Understanding USB: Is Your Charger the Reason your Battery is Dead?

Whether your device charges using a Micro USB, Lightning, or USB-C cable, you may not be charging at optimal speed. It’s important to find out what amperage your device was designed to use while charging.

Once you know the intended amperage, make sure that the cable and power supply supports this amperage.

Example:

The iPhone 6S+ can charge at a max of 2.4amps, using a 5Watt or higher power supply.

An iPad Air also charges at 2.4amps, but needs a 12Watt power supply.

While the iPhone will fully charge on either power supply, the iPad may display “Not Charging” and fail to fully charge. Furthermore, charging the iPhone on the 12Watt power supply will result in a faster charge. Charging from dead to full could save 1 hour charge time using the 12 watt compared to the 5 watt.

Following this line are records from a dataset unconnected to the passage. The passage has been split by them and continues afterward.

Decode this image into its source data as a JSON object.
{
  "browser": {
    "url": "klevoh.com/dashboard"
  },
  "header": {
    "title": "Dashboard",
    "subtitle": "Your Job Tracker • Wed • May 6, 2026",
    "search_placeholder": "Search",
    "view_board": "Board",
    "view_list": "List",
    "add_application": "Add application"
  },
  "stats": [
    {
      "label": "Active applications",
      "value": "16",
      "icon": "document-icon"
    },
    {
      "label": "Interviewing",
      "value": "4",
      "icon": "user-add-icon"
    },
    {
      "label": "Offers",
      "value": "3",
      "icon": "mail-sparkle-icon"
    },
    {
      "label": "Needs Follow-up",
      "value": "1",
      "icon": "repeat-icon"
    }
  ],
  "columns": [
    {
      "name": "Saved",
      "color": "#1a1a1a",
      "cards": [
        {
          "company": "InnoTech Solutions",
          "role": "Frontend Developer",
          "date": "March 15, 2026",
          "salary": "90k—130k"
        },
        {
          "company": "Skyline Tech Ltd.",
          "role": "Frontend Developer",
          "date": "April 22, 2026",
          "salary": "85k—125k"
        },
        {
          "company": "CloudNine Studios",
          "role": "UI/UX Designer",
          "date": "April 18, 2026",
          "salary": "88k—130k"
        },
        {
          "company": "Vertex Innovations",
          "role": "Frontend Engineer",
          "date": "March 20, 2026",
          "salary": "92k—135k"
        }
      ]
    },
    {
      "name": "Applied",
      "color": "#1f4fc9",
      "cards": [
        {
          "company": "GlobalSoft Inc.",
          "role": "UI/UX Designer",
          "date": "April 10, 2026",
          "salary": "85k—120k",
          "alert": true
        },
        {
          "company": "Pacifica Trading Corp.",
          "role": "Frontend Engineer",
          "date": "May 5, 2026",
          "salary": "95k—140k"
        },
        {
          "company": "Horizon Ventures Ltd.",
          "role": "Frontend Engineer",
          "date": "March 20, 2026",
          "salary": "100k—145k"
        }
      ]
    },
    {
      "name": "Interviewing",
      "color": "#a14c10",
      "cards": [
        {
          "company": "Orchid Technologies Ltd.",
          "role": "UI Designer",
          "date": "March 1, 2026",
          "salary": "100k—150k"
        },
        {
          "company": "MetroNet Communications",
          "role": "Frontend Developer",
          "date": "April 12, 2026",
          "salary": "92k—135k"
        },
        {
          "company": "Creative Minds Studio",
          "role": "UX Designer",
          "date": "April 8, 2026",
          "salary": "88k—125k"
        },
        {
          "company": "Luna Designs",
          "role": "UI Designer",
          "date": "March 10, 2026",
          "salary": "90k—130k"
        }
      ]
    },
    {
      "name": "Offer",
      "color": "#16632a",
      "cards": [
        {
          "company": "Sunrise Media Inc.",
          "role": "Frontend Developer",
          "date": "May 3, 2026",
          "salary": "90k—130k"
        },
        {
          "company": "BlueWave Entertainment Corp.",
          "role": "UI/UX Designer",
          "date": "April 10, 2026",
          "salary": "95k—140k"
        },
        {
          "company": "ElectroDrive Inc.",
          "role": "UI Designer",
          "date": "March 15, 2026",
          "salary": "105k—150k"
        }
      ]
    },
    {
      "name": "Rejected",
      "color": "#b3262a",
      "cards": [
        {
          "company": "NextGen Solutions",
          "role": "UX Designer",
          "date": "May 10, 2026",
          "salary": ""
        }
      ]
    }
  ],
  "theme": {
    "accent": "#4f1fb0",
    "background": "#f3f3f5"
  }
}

In addition to standard charging, many of the newest devices are capable of “rapid charging.” While some companies have a proprietary plug style or name such as “quick charging,” or “turbo charging,” they all basically mean the same thing. Rapid charging uses a USB-C connector at 5Amps and require a 5V bus in the power supply. The best bet for achieving rapid charging is to use a USB-C power supply and cord.

 

For many, the search for the optimal charge might need to start with a better understanding of of USB: Welcome to USB 101

 

The Universal Serial Bus (USB) was invented in the mid 1990s to replace serial, parallel and PS/2 ports. Combining all of these ports into one made devices more compatible and easier to use, thus the term “universal.” This was great because rather than needing a separate, unique cord for each brand or peripheral, USB allowed users to easily swap out printers, keyboards, digital cameras, etc. The USB cord could be plugged into any available port on the computer and was capable of transferring information as well as power.  Today, USB is the most common cross-platform technology used for smartphones, PDAs and game consoles.

USB VERSIONS

There are five different versions of USB: 1.0, 1.1, 2.0, 3.0 and 3.1. These version numbers directly relate to the age; 1.0 being the oldest and 3.1 being the newest. They also directly relate to max amperage for charging; 1.0= 0.5A, 2.0=0.5A, 3.0=1.5A, 3.1=3A*.

Quick Tip:  You can generally distinguish USB 3.0 by the blue insert in the connector.

 

USB TYPES

In addition to the version of USB, there are also a number of USB TYPES. USB Type A is the most recognizable with it’s rectangular shape. When USB first came out, most people referred to a USB Type A as simply USB. USB Type B came out at the same time as the Type A and was commonly referred to as a USB Printer cable.

USB Type C is the newest type of USB and was released around the same time as version 3.0.  Type C is entirely different in that there is no “right way up” on the USB-C so it can be plugged into its port either way. Additionally, Type C is very small, about a third the size of a traditional Type A. According to How to Geek:

This is a single connector standard that every device should be able to use. You’ll just need a single cable, whether you’re connecting an external hard drive to your laptop or charging your smartphone from a USB charger. That one tiny connector can be small and fit into a mobile device, or be the powerful port you use to connect all the peripherals to your laptop. The cable itself has USB Type-C connectors at both ends — it’s all one connector.

Devices that use USB-C include:

  • Apple MacBook and MacBookPro
  • Huawei Nexus 6P
  • LG Nexus 5X
  • Google Pixel and Pixel XL
  • OnePlus2 & OnePlus3
  • Galaxy Note7
  • Microsoft Lumia 950 & 950XL

 

*USB 3.1 requires a 5V bus to charge at 3A.